Calcutta High Court teachers recruitment: division bench reasoning

The bench led by Justice Tapabrata Chakraborty held that it was “not inclined” to support the earlier ruling because wrongdoing had not been proven across all recruitments. The judges noted that blanket cancellation would go beyond the irregular appointments identified during investigations supervised by the court.

Explaining its stance, the bench observed that data did not confirm widespread manipulation of the process. It stated, "There must have been a possibility of systemic malice, assessment of data doesn't point to the same... A group of unsuccessful candidates cannot be allowed to damage the entire system. A job taken away after 9 years of service would cause insurmountable difficulty," according to Live Law.

Calcutta High Court teachers recruitment: findings on irregularities

Under directions from the Calcutta High Court, the Central Bureau of Investigation (CBI) examined appointments made through the 2014 TET cycle. Investigators flagged 264 recruitments as irregular, with another 96 teachers later placed under scrutiny, leading the bench to conclude that cancelling every appointment would not be proportionate.

The single judge had earlier focused on several issues, including the lack of an aptitude test for candidates, the use of an external agency in handling recruitment, and accusations that posts were allegedly sold. Those findings had prompted the sweeping order terminating 32,000 primary teachers before the division bench intervened.

The legal battle began after multiple candidates approached the court alleging large-scale wrongdoing in the 2014 recruitment process. Petitions claimed cash-for-jobs practices and other irregularities in primary school appointments, prompting judicial scrutiny of the role of the West Bengal Board of Primary Education and those involved in the selection exercise.

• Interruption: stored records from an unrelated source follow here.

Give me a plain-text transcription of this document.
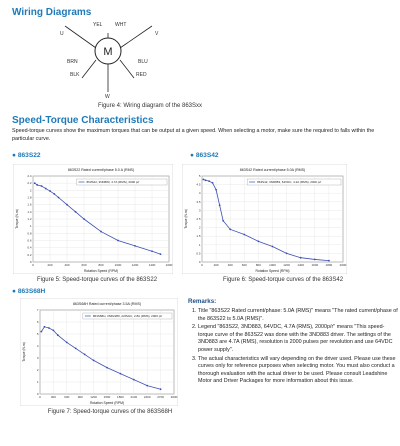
Wiring Diagrams
M
U
YEL	WHT
V
BRN	BLU
BLK	RED
W
Figure 4: Wiring diagram of the 863Sxx
Speed-Torque Characteristics
Speed-torque curves show the maximum torques that can be output at a given speed. When selecting a motor, make sure the required to falls within the particular curve.
● 863S22
863S22 Rated current/phase 5.0 A (RMS)
0	200	400	600	800	1000	1200	1400	1600
0
0.2
0.4
0.6
0.8
1
1.2
1.4
1.6
1.8
2
2.2
2.4
Rotation Speed (RPM)
Torque (N.m)
863S22, 3ND883, 4.7A (RMS), 2000 p/r
Figure 5: Speed-torque curves of the 863S22
● 863S42
863S42 Rated current/phase 5.0A (RMS)
0	200	400	600	800	1000 1200 1400 1600 1800 2000
0
0.5
1
1.5
2
2.5
3
3.5
4
4.5
5
Rotation Speed (RPM)
Torque (N.m)
863S42, 3ND883, 64VDC, 4.2A (RMS), 2000 p/r
Figure 6: Speed-torque curves of the 863S42
● 863S68H
863S68H Rated current/phase 3.5A (RMS)
0	300	600	900	1200 1500 1800 2100 2400 2700 3000
0
1
2
3
4
5
6
7
Rotation Speed (RPM)
Torque (N.m)
863S68H, 3ND2280, 220VAC, 2.8A (RMS), 2000 p/r
Figure 7: Speed-torque curves of the 863S68H
Remarks:
1. Title "863S22 Rated current/phase: 5.0A (RMS)" means "The rated current/phase of the 863S22 is 5.0A (RMS)".
2. Legend "863S22, 3ND883, 64VDC, 4.7A (RMS), 2000p/r" means "This speed-torque curve of the 863S22 was done with the 3ND883 driver. The settings of the 3ND883 are 4.7A (RMS), resolution is 2000 pulses per revolution and use 64VDC power supply".
3. The actual characteristics will vary depending on the driver used. Please use these curves only for reference purposes when selecting motor. You must also conduct a thorough evaluation with the actual driver to be used. Please consult Leadshine Motor and Driver Packages for more information about this issue.
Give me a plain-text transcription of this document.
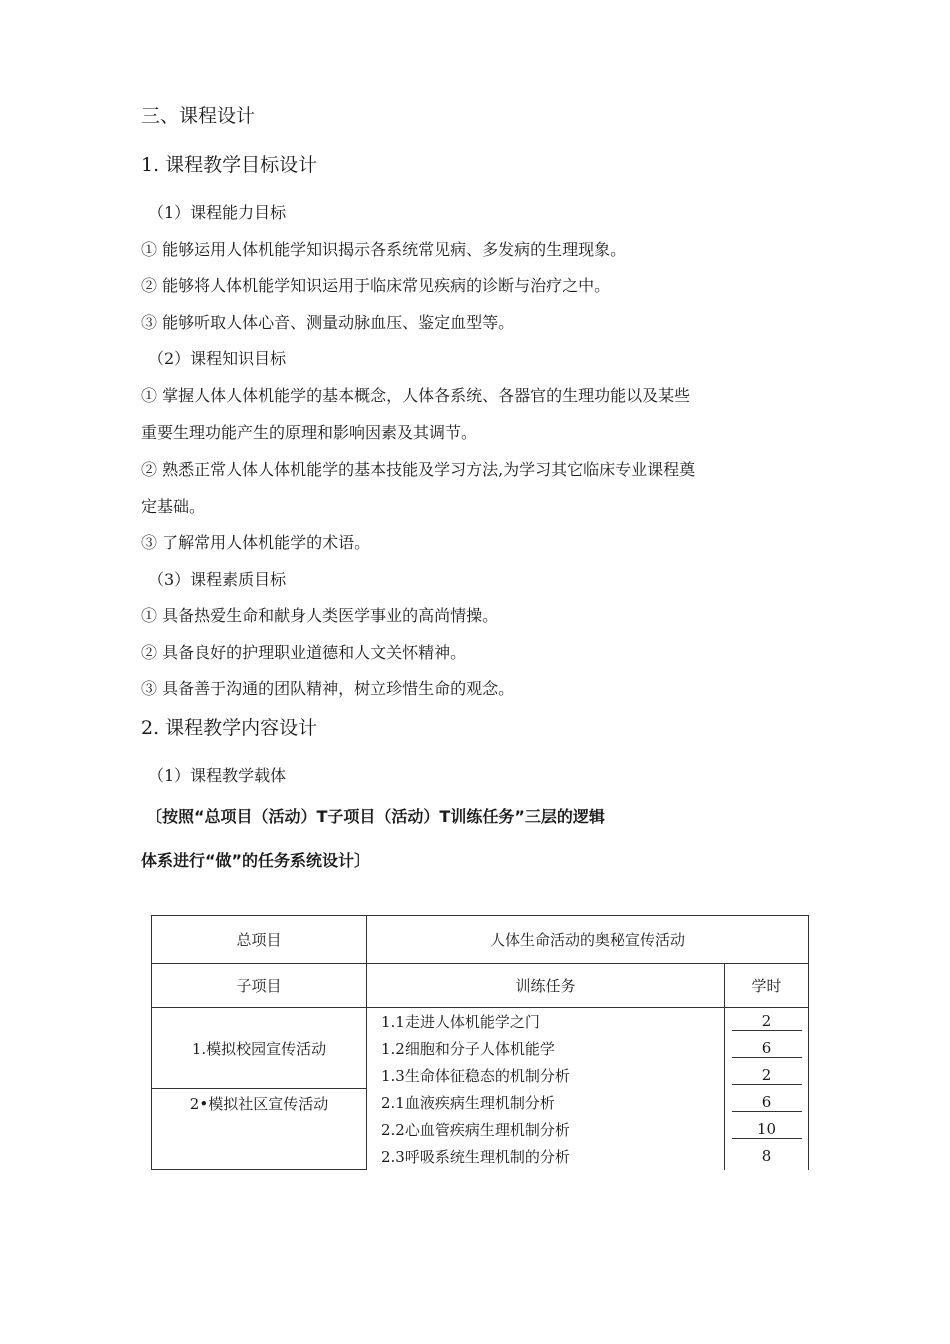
三、课程设计
1. 课程教学目标设计
（1）课程能力目标
① 能够运用人体机能学知识揭示各系统常见病、多发病的生理现象。
② 能够将人体机能学知识运用于临床常见疾病的诊断与治疗之中。
③ 能够听取人体心音、测量动脉血压、鉴定血型等。
（2）课程知识目标
① 掌握人体人体机能学的基本概念，人体各系统、各器官的生理功能以及某些
重要生理功能产生的原理和影响因素及其调节。
② 熟悉正常人体人体机能学的基本技能及学习方法,为学习其它临床专业课程奠
定基础。
③ 了解常用人体机能学的术语。
（3）课程素质目标
① 具备热爱生命和献身人类医学事业的高尚情操。
② 具备良好的护理职业道德和人文关怀精神。
③ 具备善于沟通的团队精神，树立珍惜生命的观念。
2. 课程教学内容设计
（1）课程教学载体
〔按照“总项目（活动）T子项目（活动）T训练任务”三层的逻辑
体系进行“做”的任务系统设计〕
总项目	人体生命活动的奥秘宣传活动	
子项目	训练任务	学时
1.模拟校园宣传活动	1.1走进人体机能学之门	2
	1.2细胞和分子人体机能学	6
	1.3生命体征稳态的机制分析	2
2•模拟社区宣传活动	2.1血液疾病生理机制分析	6
	2.2心血管疾病生理机制分析	10
	2.3呼吸系统生理机制的分析	8
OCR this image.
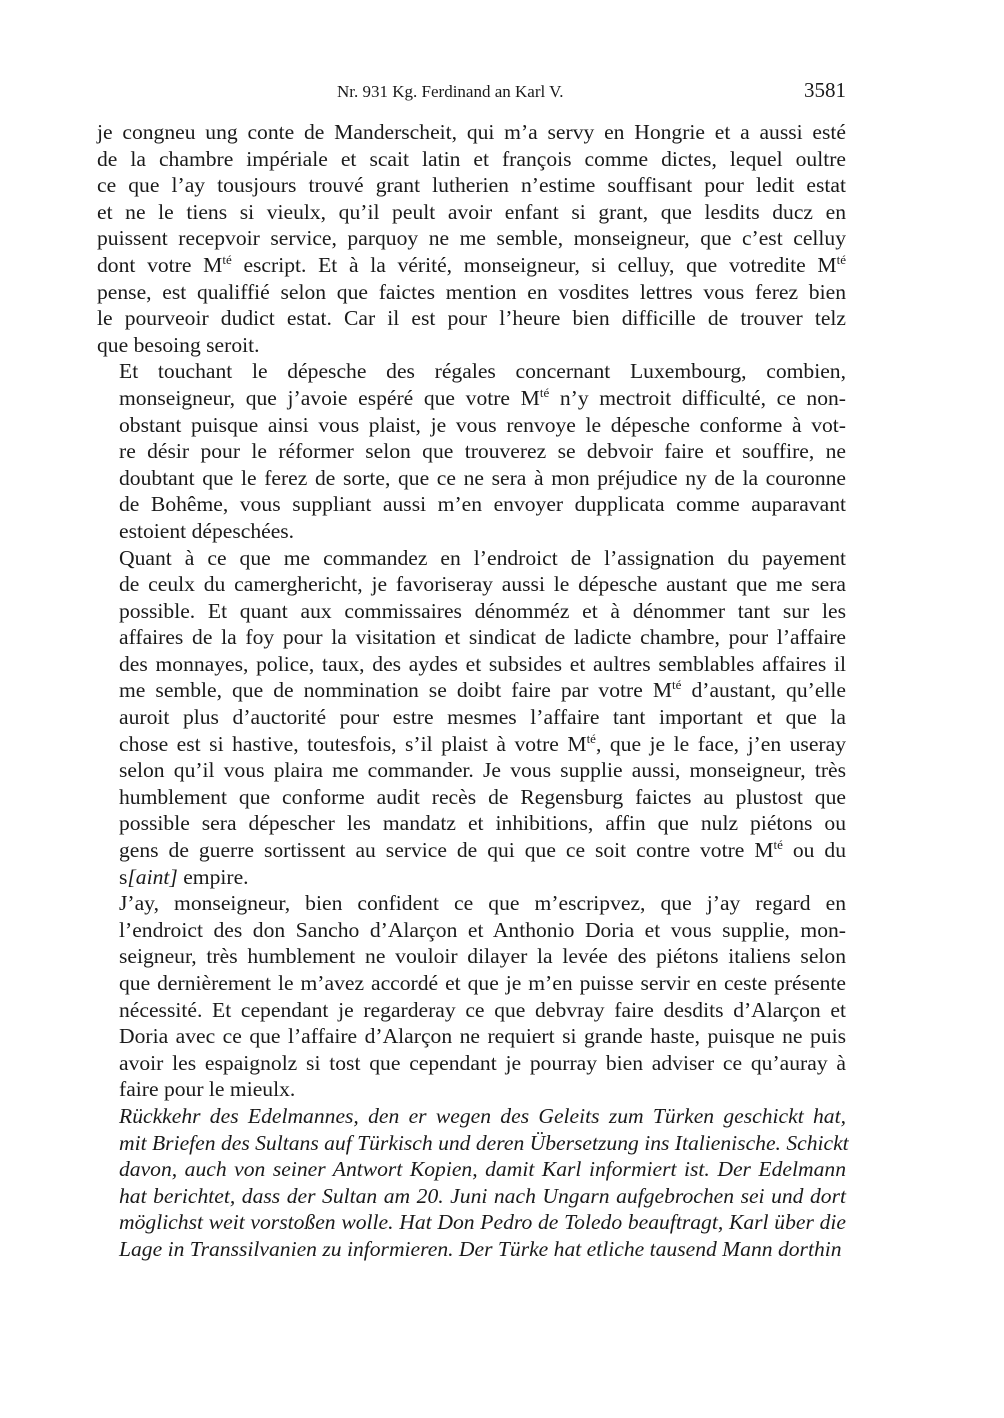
Nr. 931 Kg. Ferdinand an Karl V.	3581
je congneu ung conte de Manderscheit, qui m’a servy en Hongrie et a aussi esté
de la chambre impériale et scait latin et françois comme dictes, lequel oultre
ce que l’ay tousjours trouvé grant lutherien n’estime souffisant pour ledit estat
et ne le tiens si vieulx, qu’il peult avoir enfant si grant, que lesdits ducz en
puissent recepvoir service, parquoy ne me semble, monseigneur, que c’est celluy
dont votre $M^{té}$ escript. Et à la vérité, monseigneur, si celluy, que votredite $M^{té}$
pense, est qualiffié selon que faictes mention en vosdites lettres vous ferez bien
le pourveoir dudict estat. Car il est pour l’heure bien difficille de trouver telz
que besoing seroit.
Et touchant le dépesche des régales concernant Luxembourg, combien,
monseigneur, que j’avoie espéré que votre $M^{té}$ n’y mectroit difficulté, ce non-
obstant puisque ainsi vous plaist, je vous renvoye le dépesche conforme à vot-
re désir pour le réformer selon que trouverez se debvoir faire et souffire, ne
doubtant que le ferez de sorte, que ce ne sera à mon préjudice ny de la couronne
de Bohême, vous suppliant aussi m’en envoyer dupplicata comme auparavant
estoient dépeschées.
Quant à ce que me commandez en l’endroict de l’assignation du payement
de ceulx du camerghericht, je favoriseray aussi le dépesche austant que me sera
possible. Et quant aux commissaires dénomméz et à dénommer tant sur les
affaires de la foy pour la visitation et sindicat de ladicte chambre, pour l’affaire
des monnayes, police, taux, des aydes et subsides et aultres semblables affaires il
me semble, que de nommination se doibt faire par votre $M^{té}$ d’austant, qu’elle
auroit plus d’auctorité pour estre mesmes l’affaire tant important et que la
chose est si hastive, toutesfois, s’il plaist à votre $M^{té}$, que je le face, j’en useray
selon qu’il vous plaira me commander. Je vous supplie aussi, monseigneur, très
humblement que conforme audit recès de Regensburg faictes au plustost que
possible sera dépescher les mandatz et inhibitions, affin que nulz piétons ou
gens de guerre sortissent au service de qui que ce soit contre votre $M^{té}$ ou du
s[aint] empire.
J’ay, monseigneur, bien confident ce que m’escripvez, que j’ay regard en
l’endroict des don Sancho d’Alarçon et Anthonio Doria et vous supplie, mon-
seigneur, très humblement ne vouloir dilayer la levée des piétons italiens selon
que dernièrement le m’avez accordé et que je m’en puisse servir en ceste présente
nécessité. Et cependant je regarderay ce que debvray faire desdits d’Alarçon et
Doria avec ce que l’affaire d’Alarçon ne requiert si grande haste, puisque ne puis
avoir les espaignolz si tost que cependant je pourray bien adviser ce qu’auray à
faire pour le mieulx.
Rückkehr des Edelmannes, den er wegen des Geleits zum Türken geschickt hat,
mit Briefen des Sultans auf Türkisch und deren Übersetzung ins Italienische. Schickt
davon, auch von seiner Antwort Kopien, damit Karl informiert ist. Der Edelmann
hat berichtet, dass der Sultan am 20. Juni nach Ungarn aufgebrochen sei und dort
möglichst weit vorstoßen wolle. Hat Don Pedro de Toledo beauftragt, Karl über die
Lage in Transsilvanien zu informieren. Der Türke hat etliche tausend Mann dorthin
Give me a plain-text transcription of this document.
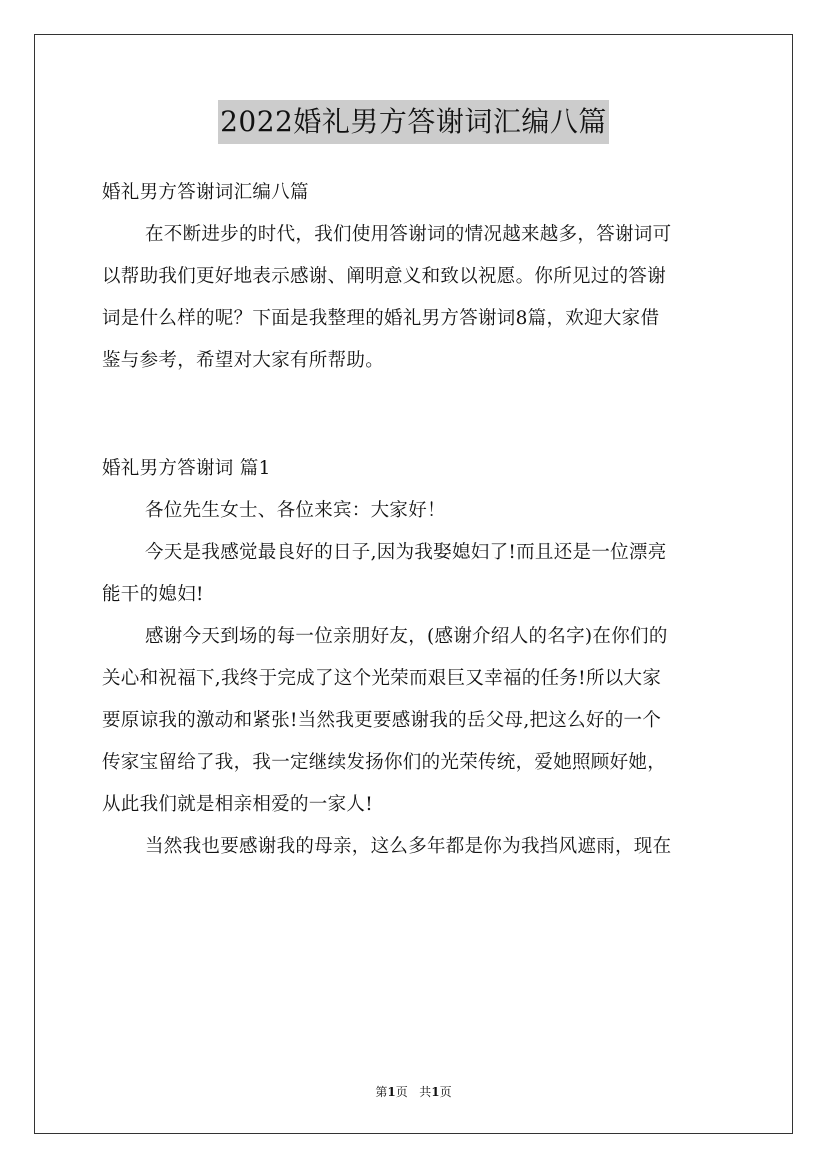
2022婚礼男方答谢词汇编八篇
婚礼男方答谢词汇编八篇
在不断进步的时代，我们使用答谢词的情况越来越多，答谢词可
以帮助我们更好地表示感谢、阐明意义和致以祝愿。你所见过的答谢
词是什么样的呢？下面是我整理的婚礼男方答谢词8篇，欢迎大家借
鉴与参考，希望对大家有所帮助。
婚礼男方答谢词 篇1
各位先生女士、各位来宾：大家好！
今天是我感觉最良好的日子,因为我娶媳妇了!而且还是一位漂亮
能干的媳妇!
感谢今天到场的每一位亲朋好友，(感谢介绍人的名字)在你们的
关心和祝福下,我终于完成了这个光荣而艰巨又幸福的任务!所以大家
要原谅我的激动和紧张!当然我更要感谢我的岳父母,把这么好的一个
传家宝留给了我，我一定继续发扬你们的光荣传统，爱她照顾好她，
从此我们就是相亲相爱的一家人!
当然我也要感谢我的母亲，这么多年都是你为我挡风遮雨，现在
第1页 共1页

Recruitment process detail Number
Total primary teachers appointed through 2014 TET 32,000
Appointments with irregularities found by CBI 264
Additional teachers later under scrutiny 96
State school jobs cancelled in separate 2016 panel case Over 25,000

The controversy reached the division bench after an earlier hearing stalled when a judge recused from the matter. Fresh hearings on the appeals began in April 2025, allowing arguments from both the affected teachers and the candidates who had originally challenged the 2014 selection process.

This order comes in a wider context of court action over West Bengal school appointments. Earlier this year, the Supreme Court upheld a different decision that scrapped more than 25,000 state school jobs from a 2016 recruitment panel handled by the West Bengal School Service Commission, adding further pressure on the education hiring system.